Dr Fikru Maru needs to come home to Sweden. The only way to make that happen is to bring attention to the case. Let the world know that health care providers working in developing countries have your support and this is an issue that needs to be sorted out immediately. Share this post to #freefikru.

 

  1. Maj-Britt Höckert Notini
    juli 11, 2016 kl. 9:33 e m

    Har läst om läkaren och är upprörd och arg!!!!! Publicitet är enda sättet – våra politikers passivitet upprör mig!!!!!!!

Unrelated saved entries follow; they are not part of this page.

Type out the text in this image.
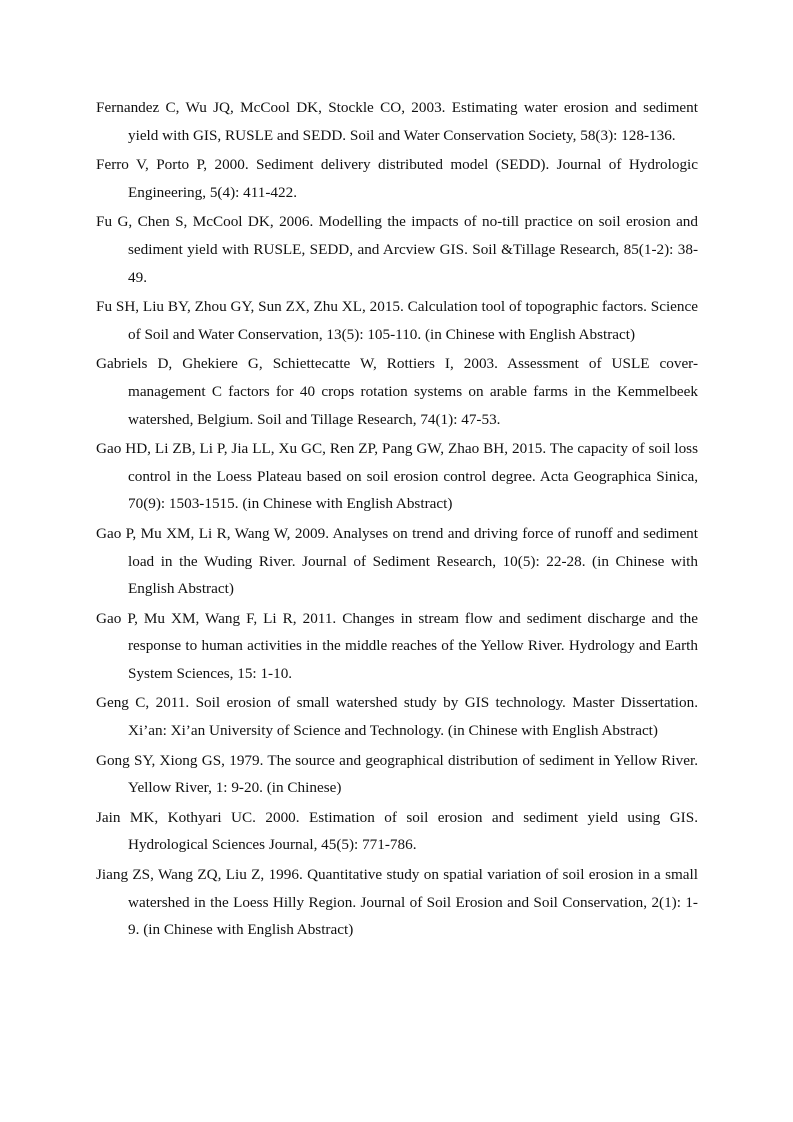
Fernandez C, Wu JQ, McCool DK, Stockle CO, 2003. Estimating water erosion and sediment yield with GIS, RUSLE and SEDD. Soil and Water Conservation Society, 58(3): 128-136.
Ferro V, Porto P, 2000. Sediment delivery distributed model (SEDD). Journal of Hydrologic Engineering, 5(4): 411-422.
Fu G, Chen S, McCool DK, 2006. Modelling the impacts of no-till practice on soil erosion and sediment yield with RUSLE, SEDD, and Arcview GIS. Soil &Tillage Research, 85(1-2): 38-49.
Fu SH, Liu BY, Zhou GY, Sun ZX, Zhu XL, 2015. Calculation tool of topographic factors. Science of Soil and Water Conservation, 13(5): 105-110. (in Chinese with English Abstract)
Gabriels D, Ghekiere G, Schiettecatte W, Rottiers I, 2003. Assessment of USLE cover-management C factors for 40 crops rotation systems on arable farms in the Kemmelbeek watershed, Belgium. Soil and Tillage Research, 74(1): 47-53.
Gao HD, Li ZB, Li P, Jia LL, Xu GC, Ren ZP, Pang GW, Zhao BH, 2015. The capacity of soil loss control in the Loess Plateau based on soil erosion control degree. Acta Geographica Sinica, 70(9): 1503-1515. (in Chinese with English Abstract)
Gao P, Mu XM, Li R, Wang W, 2009. Analyses on trend and driving force of runoff and sediment load in the Wuding River. Journal of Sediment Research, 10(5): 22-28. (in Chinese with English Abstract)
Gao P, Mu XM, Wang F, Li R, 2011. Changes in stream flow and sediment discharge and the response to human activities in the middle reaches of the Yellow River. Hydrology and Earth System Sciences, 15: 1-10.
Geng C, 2011. Soil erosion of small watershed study by GIS technology. Master Dissertation. Xi’an: Xi’an University of Science and Technology. (in Chinese with English Abstract)
Gong SY, Xiong GS, 1979. The source and geographical distribution of sediment in Yellow River. Yellow River, 1: 9-20. (in Chinese)
Jain MK, Kothyari UC. 2000. Estimation of soil erosion and sediment yield using GIS. Hydrological Sciences Journal, 45(5): 771-786.
Jiang ZS, Wang ZQ, Liu Z, 1996. Quantitative study on spatial variation of soil erosion in a small watershed in the Loess Hilly Region. Journal of Soil Erosion and Soil Conservation, 2(1): 1-9. (in Chinese with English Abstract)
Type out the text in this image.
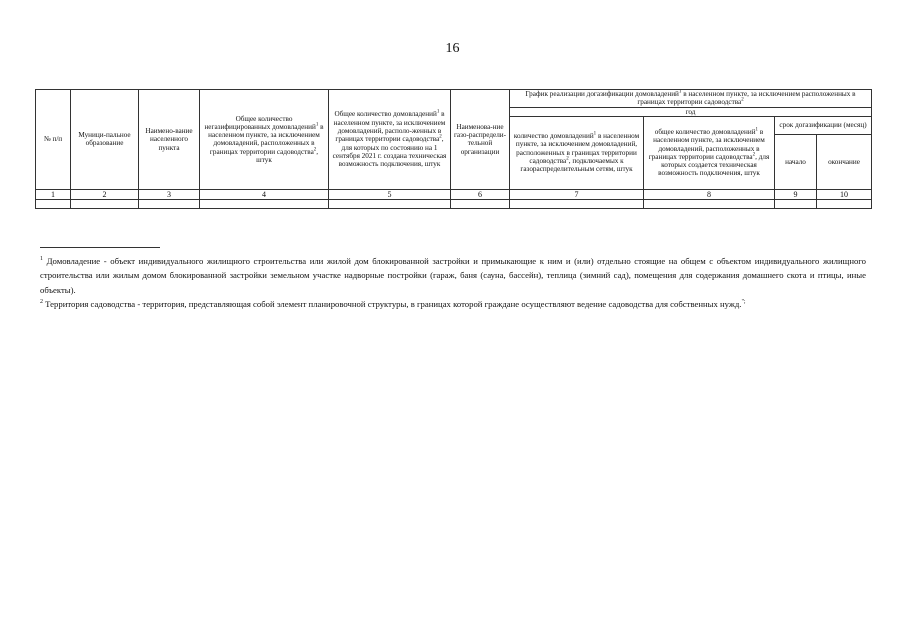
16
№ п/п	Муници-пальное образование	Наимено-вание населенного пункта	Общее количество негазифицированных домовладений$^1$ в населенном пункте, за исключением домовладений, расположенных в границах территории садоводства$^2$, штук	Общее количество домовладений$^1$ в населенном пункте, за исключением домовладений, располо-женных в границах территории садоводства$^2$, для которых по состоянию на 1 сентября 2021 г. создана техническая возможность подключения, штук	Наименова-ние газо-распредели-тельной организации	График реализации догазификации домовладений$^1$ в населенном пункте, за исключением расположенных в границах территории садоводства$^2$
						год			
						количество домовладений$^1$ в населенном пункте, за исключением домовладений, расположенных в границах территории садоводства$^2$, подключаемых к газораспределительным сетям, штук	общее количество домовладений$^1$ в населенном пункте, за исключением домовладений, расположенных в границах территории садоводства$^2$, для которых создается техническая возможность подключения, штук	срок догазификации (месяц)	
								начало	окончание
1	2	3	4	5	6	7	8	9	10

$^1$ Домовладение - объект индивидуального жилищного строительства или жилой дом блокированной застройки и примыкающие к ним и (или) отдельно стоящие на общем с объектом индивидуального жилищного строительства или жилым домом блокированной застройки земельном участке надворные постройки (гараж, баня (сауна, бассейн), теплица (зимний сад), помещения для содержания домашнего скота и птицы, иные объекты).

$^2$ Территория садоводства - территория, представляющая собой элемент планировочной структуры, в границах которой граждане осуществляют ведение садоводства для собственных нужд.";
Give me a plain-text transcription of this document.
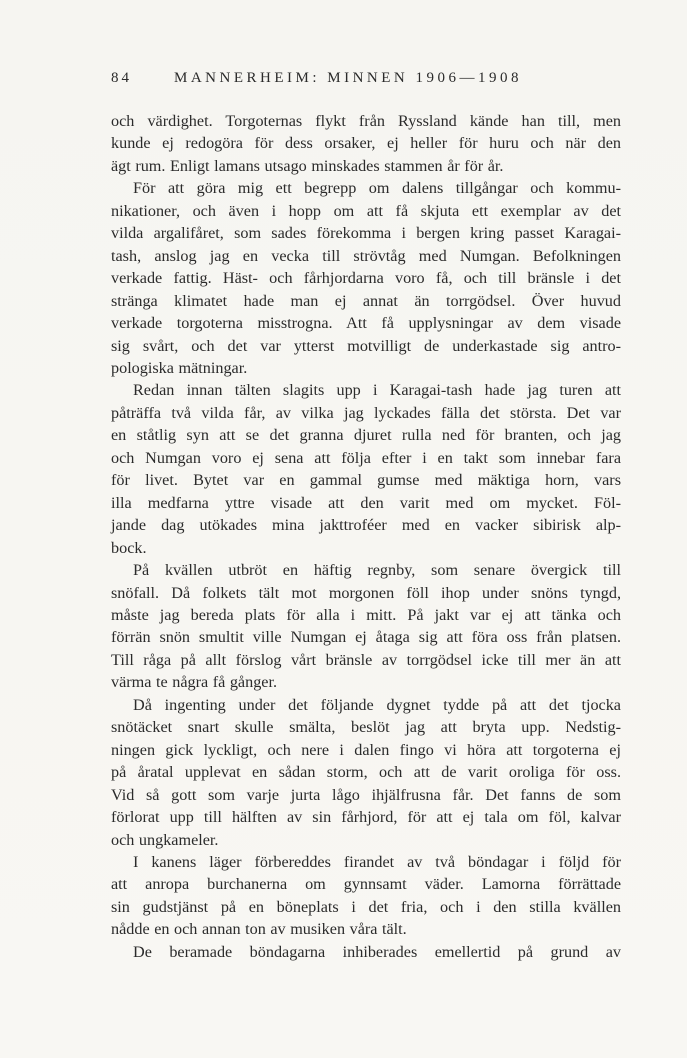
84	MANNERHEIM: MINNEN 1906—1908
och värdighet. Torgoternas flykt från Ryssland kände han till, men
kunde ej redogöra för dess orsaker, ej heller för huru och när den
ägt rum. Enligt lamans utsago minskades stammen år för år.
För att göra mig ett begrepp om dalens tillgångar och kommu-
nikationer, och även i hopp om att få skjuta ett exemplar av det
vilda argalifåret, som sades förekomma i bergen kring passet Karagai-
tash, anslog jag en vecka till strövtåg med Numgan. Befolkningen
verkade fattig. Häst- och fårhjordarna voro få, och till bränsle i det
stränga klimatet hade man ej annat än torrgödsel. Över huvud
verkade torgoterna misstrogna. Att få upplysningar av dem visade
sig svårt, och det var ytterst motvilligt de underkastade sig antro-
pologiska mätningar.
Redan innan tälten slagits upp i Karagai-tash hade jag turen att
påträffa två vilda får, av vilka jag lyckades fälla det största. Det var
en ståtlig syn att se det granna djuret rulla ned för branten, och jag
och Numgan voro ej sena att följa efter i en takt som innebar fara
för livet. Bytet var en gammal gumse med mäktiga horn, vars
illa medfarna yttre visade att den varit med om mycket. Föl-
jande dag utökades mina jakttroféer med en vacker sibirisk alp-
bock.
På kvällen utbröt en häftig regnby, som senare övergick till
snöfall. Då folkets tält mot morgonen föll ihop under snöns tyngd,
måste jag bereda plats för alla i mitt. På jakt var ej att tänka och
förrän snön smultit ville Numgan ej åtaga sig att föra oss från platsen.
Till råga på allt förslog vårt bränsle av torrgödsel icke till mer än att
värma te några få gånger.
Då ingenting under det följande dygnet tydde på att det tjocka
snötäcket snart skulle smälta, beslöt jag att bryta upp. Nedstig-
ningen gick lyckligt, och nere i dalen fingo vi höra att torgoterna ej
på åratal upplevat en sådan storm, och att de varit oroliga för oss.
Vid så gott som varje jurta lågo ihjälfrusna får. Det fanns de som
förlorat upp till hälften av sin fårhjord, för att ej tala om föl, kalvar
och ungkameler.
I kanens läger förbereddes firandet av två böndagar i följd för
att anropa burchanerna om gynnsamt väder. Lamorna förrättade
sin gudstjänst på en böneplats i det fria, och i den stilla kvällen
nådde en och annan ton av musiken våra tält.
De beramade böndagarna inhiberades emellertid på grund av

    • juli 12, 2016 kl. 3:39 e m

      Visst är det upprörande! Tack för att du hjälper till att skapa uppmärksamhet.

  2. biochemdr1
    juni 23, 2017 kl. 1:41 f m

    Sweden donates massive amounts of money to Ethiopia, yet Dr Fikru Maru, one of Sweden’s humanitarian doctors, who simply wanted to help Ethiopia, remains in Ethiopia’s filthy and disease-infested jails. The Ethiopian dictatorship takes money from Sweden and puts it into the corrupt government official’s bank accounts. Tikur Anbessa Hospital in Addis Ababa was built with Swedish donations, and Sweden continues to donate to the hospital, yet a 2017 report shows that Addis Ababa University, including the hospital, ”lost” US$75 million in ”illegitimate transactions” in the previous year. The Ethiopian government is stealing Swedish money and jailing Swedish doctors and getting away with its crimes!

    https://addisfortune.net/articles/audit-committee-wags-finger-at-addis-ababa-university/

    If you want me to show you evidence of this corruption, I have photos I took in the university not long ago, when I worked as a professor there, that will shock you, to show Swedish donations are being misused there.